The architects of the Cambodian genocide studied the existentialism of Sartre in the Paris of the early 1950s. Were Satre's children correct to make the leap from life is meaningless tohumans are worthless? Can we attribute the veneration of any kind of choice, no matter how willfully ignorant or immoral it is, to Kierkegaard? To me, that makes as much sense as blaming Hiroshima on Thomas Jefferson. All that they heard was that life is absurd, reality nauseating, and that man was free of commandments and obligations, while entirely forgetting the dimension of hard moral choice and hard moral courage. While Sartre was a Stalinist fellow traveler, he certainly wasn't advocating the abdication of morality that would result in pyramids of skulls under an Asian sun. The syllogism is not that since all is absurd, every act we take is absurd, including the claim that all is absurd. Rather, these are starting points to allow us to find meaning in the face of meaninglessness and absurdity.

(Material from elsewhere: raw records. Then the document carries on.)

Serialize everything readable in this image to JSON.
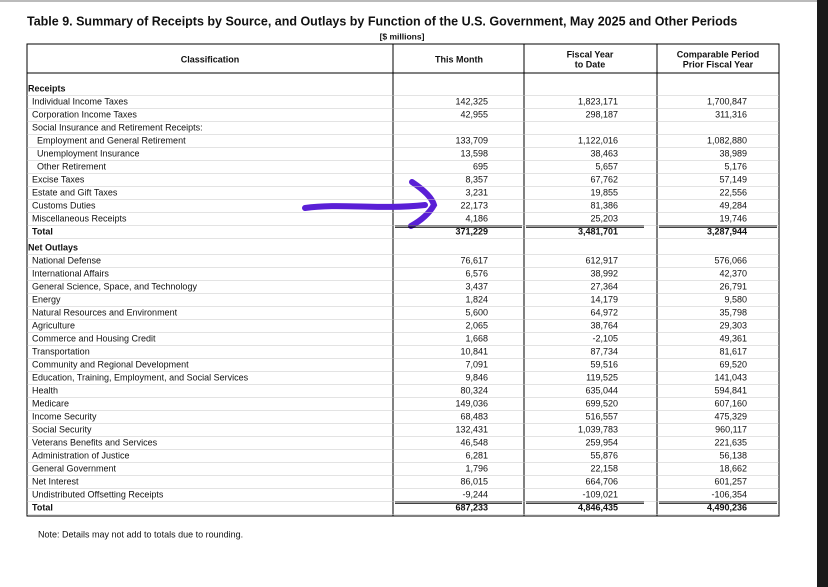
{
  "header": {
    "title": "Table 9. Summary of Receipts by Source, and Outlays by Function of the U.S. Government, May 2025 and Other Periods",
    "unit": "[$ millions]"
  },
  "table": {
    "columns": [
      "Classification",
      "This Month",
      [
        "Fiscal Year",
        "to Date"
      ],
      [
        "Comparable Period",
        "Prior Fiscal Year"
      ]
    ],
    "sections": [
      {
        "title": "Receipts",
        "rows": [
          {
            "label": "Individual Income Taxes",
            "values": [
              "142,325",
              "1,823,171",
              "1,700,847"
            ]
          },
          {
            "label": "Corporation Income Taxes",
            "values": [
              "42,955",
              "298,187",
              "311,316"
            ]
          },
          {
            "label": "Social Insurance and Retirement Receipts:",
            "rows": [
              {
                "label": "Employment and General Retirement",
                "values": [
                  "133,709",
                  "1,122,016",
                  "1,082,880"
                ]
              },
              {
                "label": "Unemployment Insurance",
                "values": [
                  "13,598",
                  "38,463",
                  "38,989"
                ]
              },
              {
                "label": "Other Retirement",
                "values": [
                  "695",
                  "5,657",
                  "5,176"
                ]
              }
            ]
          },
          {
            "label": "Excise Taxes",
            "values": [
              "8,357",
              "67,762",
              "57,149"
            ]
          },
          {
            "label": "Estate and Gift Taxes",
            "values": [
              "3,231",
              "19,855",
              "22,556"
            ]
          },
          {
            "label": "Customs Duties",
            "values": [
              "22,173",
              "81,386",
              "49,284"
            ]
          },
          {
            "label": "Miscellaneous Receipts",
            "values": [
              "4,186",
              "25,203",
              "19,746"
            ]
          }
        ],
        "total": {
          "label": "Total",
          "values": [
            "371,229",
            "3,481,701",
            "3,287,944"
          ]
        }
      },
      {
        "title": "Net Outlays",
        "rows": [
          {
            "label": "National Defense",
            "values": [
              "76,617",
              "612,917",
              "576,066"
            ]
          },
          {
            "label": "International Affairs",
            "values": [
              "6,576",
              "38,992",
              "42,370"
            ]
          },
          {
            "label": "General Science, Space, and Technology",
            "values": [
              "3,437",
              "27,364",
              "26,791"
            ]
          },
          {
            "label": "Energy",
            "values": [
              "1,824",
              "14,179",
              "9,580"
            ]
          },
          {
            "label": "Natural Resources and Environment",
            "values": [
              "5,600",
              "64,972",
              "35,798"
            ]
          },
          {
            "label": "Agriculture",
            "values": [
              "2,065",
              "38,764",
              "29,303"
            ]
          },
          {
            "label": "Commerce and Housing Credit",
            "values": [
              "1,668",
              "-2,105",
              "49,361"
            ]
          },
          {
            "label": "Transportation",
            "values": [
              "10,841",
              "87,734",
              "81,617"
            ]
          },
          {
            "label": "Community and Regional Development",
            "values": [
              "7,091",
              "59,516",
              "69,520"
            ]
          },
          {
            "label": "Education, Training, Employment, and Social Services",
            "values": [
              "9,846",
              "119,525",
              "141,043"
            ]
          },
          {
            "label": "Health",
            "values": [
              "80,324",
              "635,044",
              "594,841"
            ]
          },
          {
            "label": "Medicare",
            "values": [
              "149,036",
              "699,520",
              "607,160"
            ]
          },
          {
            "label": "Income Security",
            "values": [
              "68,483",
              "516,557",
              "475,329"
            ]
          },
          {
            "label": "Social Security",
            "values": [
              "132,431",
              "1,039,783",
              "960,117"
            ]
          },
          {
            "label": "Veterans Benefits and Services",
            "values": [
              "46,548",
              "259,954",
              "221,635"
            ]
          },
          {
            "label": "Administration of Justice",
            "values": [
              "6,281",
              "55,876",
              "56,138"
            ]
          },
          {
            "label": "General Government",
            "values": [
              "1,796",
              "22,158",
              "18,662"
            ]
          },
          {
            "label": "Net Interest",
            "values": [
              "86,015",
              "664,706",
              "601,257"
            ]
          },
          {
            "label": "Undistributed Offsetting Receipts",
            "values": [
              "-9,244",
              "-109,021",
              "-106,354"
            ]
          }
        ],
        "total": {
          "label": "Total",
          "values": [
            "687,233",
            "4,846,435",
            "4,490,236"
          ]
        }
      }
    ]
  },
  "note": "Note: Details may not add to totals due to rounding."
}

I cannot deny that in existentialism we find nihilism and violence for its own sake. E. M. Cioran defined the case for total pessimism: "Life is a passionate emptiness, and intriguing nothingness" He writes that "I cling to the world no better than a ring on a skeleton's finger" but also says that "I fall back on God if only out of a desire to trample my doubts underfoot. Since all life is futility, the decision to exist must be the most irrational of all." But what the existentialists generally emphasize about man is that is a decision-making creature blessed or cursed with the freedom to choose among a number of possibilities in a mysterious. Dostoyevsky asserted the eternal necessity for the soul to be free, but discerned that the moment man indulged this freedom, it led him into tragedy and evil. To be truly human, must man must accept this freedom by a commitment to authenticity. That authenticity can translate into either acts of immorality or acts of morality, but the act rests entirely with in our hands. This message can be become bracing in the religious version of existentialism in which choice is directed at a transcending spiritual goal.